A chuva aumentou. Muito. Parecia tempestade e agora eles estavam muito mais longe da casa do Billi J. do que quando ele entrou no carro.

- O que você estava fazendo ontem à noite.

Ah sim, ontem à noite. Poderia dizer que tinha limpado todas as tampinhas de garrafa de sua coleção mas poderia parecer mentira. Levaria-o então para sua casa, mostraria a coleção e provaria que estava falando a verdade mas, e se ele pegasse duas tampinhas e furasse seus olhos?

- Dormindo.

- Antes de dormir.

- Escovando os dentes.

- Antes de escovar os dentes.

- Número dois no vaso sanitário.

- Antes disso.

- Bebendo um copo de leite.

- Antes.

- Não sei, abrindo a porta de casa.

- Que horas eram quando chegou em casa?

Ah, inferno! Aquele homem não pararia enquanto Billi J. não assumisse uma relação da qual não fazia parte ou não indicasse quem poderia ser o tal sujeito, embora não soubesse quem poderia ser o (in)feliz a namorar a pessoa com o tom de voz mais inconstante.

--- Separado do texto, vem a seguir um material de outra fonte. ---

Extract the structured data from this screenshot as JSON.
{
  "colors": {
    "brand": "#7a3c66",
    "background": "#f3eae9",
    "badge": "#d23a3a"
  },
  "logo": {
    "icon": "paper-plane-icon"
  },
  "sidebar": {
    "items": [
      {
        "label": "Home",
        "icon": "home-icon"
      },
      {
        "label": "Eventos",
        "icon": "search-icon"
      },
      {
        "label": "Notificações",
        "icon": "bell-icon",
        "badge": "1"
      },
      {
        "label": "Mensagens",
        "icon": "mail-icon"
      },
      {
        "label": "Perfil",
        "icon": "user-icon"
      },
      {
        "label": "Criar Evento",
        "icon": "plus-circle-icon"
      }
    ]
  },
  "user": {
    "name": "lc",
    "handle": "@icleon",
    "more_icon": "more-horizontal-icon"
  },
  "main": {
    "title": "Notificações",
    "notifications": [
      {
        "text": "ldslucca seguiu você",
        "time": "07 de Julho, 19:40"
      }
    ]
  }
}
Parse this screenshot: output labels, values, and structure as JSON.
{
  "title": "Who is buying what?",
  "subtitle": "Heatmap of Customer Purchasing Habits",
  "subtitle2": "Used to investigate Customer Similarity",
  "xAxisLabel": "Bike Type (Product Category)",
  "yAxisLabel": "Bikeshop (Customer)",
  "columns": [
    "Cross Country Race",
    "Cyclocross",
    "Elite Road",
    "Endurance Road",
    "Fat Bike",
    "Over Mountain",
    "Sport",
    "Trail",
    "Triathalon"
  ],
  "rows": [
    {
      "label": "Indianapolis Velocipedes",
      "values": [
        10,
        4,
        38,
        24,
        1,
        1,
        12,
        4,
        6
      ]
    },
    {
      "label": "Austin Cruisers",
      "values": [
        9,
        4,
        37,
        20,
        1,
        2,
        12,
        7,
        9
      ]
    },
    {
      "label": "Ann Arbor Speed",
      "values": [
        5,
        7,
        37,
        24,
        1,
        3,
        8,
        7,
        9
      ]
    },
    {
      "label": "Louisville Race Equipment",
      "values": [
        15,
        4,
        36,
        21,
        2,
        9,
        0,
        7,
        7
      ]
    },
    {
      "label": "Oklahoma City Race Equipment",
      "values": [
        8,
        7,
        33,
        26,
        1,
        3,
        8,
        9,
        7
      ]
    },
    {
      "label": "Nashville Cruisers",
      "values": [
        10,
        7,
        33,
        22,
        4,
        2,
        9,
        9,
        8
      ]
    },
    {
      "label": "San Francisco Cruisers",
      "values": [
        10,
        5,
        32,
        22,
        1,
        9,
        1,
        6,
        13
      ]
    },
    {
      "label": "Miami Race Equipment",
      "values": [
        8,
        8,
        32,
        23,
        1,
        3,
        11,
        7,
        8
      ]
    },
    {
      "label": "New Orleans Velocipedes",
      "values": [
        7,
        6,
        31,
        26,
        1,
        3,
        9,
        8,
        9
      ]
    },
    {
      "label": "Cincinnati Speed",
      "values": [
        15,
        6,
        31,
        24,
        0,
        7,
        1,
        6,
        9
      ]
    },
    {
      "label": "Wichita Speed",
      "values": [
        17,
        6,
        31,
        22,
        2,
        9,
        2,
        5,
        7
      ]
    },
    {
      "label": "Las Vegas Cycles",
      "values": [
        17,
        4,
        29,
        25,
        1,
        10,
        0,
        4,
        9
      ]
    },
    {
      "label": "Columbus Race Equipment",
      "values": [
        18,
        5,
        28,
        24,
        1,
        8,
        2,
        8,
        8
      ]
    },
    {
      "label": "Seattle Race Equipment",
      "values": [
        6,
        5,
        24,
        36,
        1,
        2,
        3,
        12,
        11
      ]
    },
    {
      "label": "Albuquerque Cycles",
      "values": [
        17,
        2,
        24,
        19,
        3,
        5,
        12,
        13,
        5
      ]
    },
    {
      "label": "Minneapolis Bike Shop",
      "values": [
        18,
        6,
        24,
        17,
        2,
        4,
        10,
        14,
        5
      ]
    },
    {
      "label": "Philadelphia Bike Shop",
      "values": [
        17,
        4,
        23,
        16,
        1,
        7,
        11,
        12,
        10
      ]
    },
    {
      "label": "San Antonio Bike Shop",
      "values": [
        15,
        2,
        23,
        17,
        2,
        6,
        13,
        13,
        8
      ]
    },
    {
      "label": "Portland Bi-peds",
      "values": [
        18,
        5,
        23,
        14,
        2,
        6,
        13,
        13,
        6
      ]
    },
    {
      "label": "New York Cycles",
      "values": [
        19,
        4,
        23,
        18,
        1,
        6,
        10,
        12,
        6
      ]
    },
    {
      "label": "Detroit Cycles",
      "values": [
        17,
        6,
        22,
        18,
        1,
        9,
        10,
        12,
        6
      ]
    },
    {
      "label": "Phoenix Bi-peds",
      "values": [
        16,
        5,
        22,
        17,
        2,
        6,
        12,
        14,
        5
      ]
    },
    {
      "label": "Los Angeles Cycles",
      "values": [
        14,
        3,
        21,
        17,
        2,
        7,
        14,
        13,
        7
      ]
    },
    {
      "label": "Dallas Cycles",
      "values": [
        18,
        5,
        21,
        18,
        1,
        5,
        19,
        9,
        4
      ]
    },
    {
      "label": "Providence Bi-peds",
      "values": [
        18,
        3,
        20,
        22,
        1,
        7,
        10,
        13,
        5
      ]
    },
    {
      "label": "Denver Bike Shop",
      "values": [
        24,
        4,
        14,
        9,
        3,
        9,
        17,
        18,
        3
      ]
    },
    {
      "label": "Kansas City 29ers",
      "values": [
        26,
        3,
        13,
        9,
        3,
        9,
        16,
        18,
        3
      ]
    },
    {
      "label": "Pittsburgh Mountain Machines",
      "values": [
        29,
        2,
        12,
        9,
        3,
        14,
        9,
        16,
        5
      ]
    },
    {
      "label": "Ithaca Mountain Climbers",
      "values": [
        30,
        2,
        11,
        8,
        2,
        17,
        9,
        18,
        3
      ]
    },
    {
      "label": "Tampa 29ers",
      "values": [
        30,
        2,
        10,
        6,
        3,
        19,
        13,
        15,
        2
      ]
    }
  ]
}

- Pouco antes das 8 e meia da noite.

- Você foi dormir perto das 9 e meia, suponho.

- Provavelmente.

O carro virou à esquerda. Atravessou a quadra. Chegando na esquina, avistaram dois jovens se beijando, sob forte chuva. Billi J. logo identificou Raquel mas ficou calado, não queria ser dedo duro. Mário não a viu. Iriam virar à direita quando alguma coisa bateu na janela. Mário baixou o vidro e ficou perplexo.

- Pai, o que você está fazendo com o Billi J. no carro?

Então ele percebeu que ela estava acompanhada com...

- O que você está fazendo na rua com um temporal desses?

- Estou aqui com o meu...

Raquel deu-se conta que havia, como dizem por aí, dado com a língua nos dentes. Seu pai descobriria seu namoro com Joel, o filho do Agenor, ex-sócio seu, e não permitiria que aquilo continuasse.

- Billi, saia desse carro!

O ouvido de Billi J. ardeu com aquele berro. Estava aliviado com a resolução da situação, não precisando provar que não era nada além de amigo de Raquel, mas sair do carro com aquele temporal, longe de casa. Qual o problema com o Joel? Era um bom rapaz. Não era drogado, o alcoolismo do pai fez com que ele tivesse repulsa a bebidas alcoólicas, trabalhava todos os dias das seis da manhã até as seis da tarde. Qual o problema com ele?

- Saia logo desse carro, preciso ter uma conversa muito séria com a minha filha.

Ah sim, sair do carro. Estava perto de casa quando começou a chover. No pior da situação, teria que sair do carro, molhar-se, quem sabe pegar uma gripe que se transformaria em uma pneumonia, podendo levar-lhe à morte pois estava, agora, longe de casa. E tudo por que? Porque um velho careca, berrão, teimoso, arrogante e paranoico não queria permitir que a filha namorasse o filho do ex-sócio que quase levou sua empresa à falência. Só por isso ele tinha que sair do carro e...

Saiu do carro. Ouviu um meloso pedido de desculpas de Raquel. Nada mais do seu pai. Cumprimentou Joel e seguiu seu caminho.

Ah, aquela história chuva que descarrega raiva e outras sensações ou pensamentos ruins era balela. Pelo menos não quando se esta há duas quadras de casa e é levado para o outro lado da cidade, ficando há umas duzentas quadras de casa, número exagerado pelo inconformismo com aquela situação.

Só não entendeu uma coisa: por que o pai de Raquel achou que ele, logo ele, Billi J., fosse o namoradinho de sua filha?

Depois não entendem o porquê de alguém ter mania de perseguição.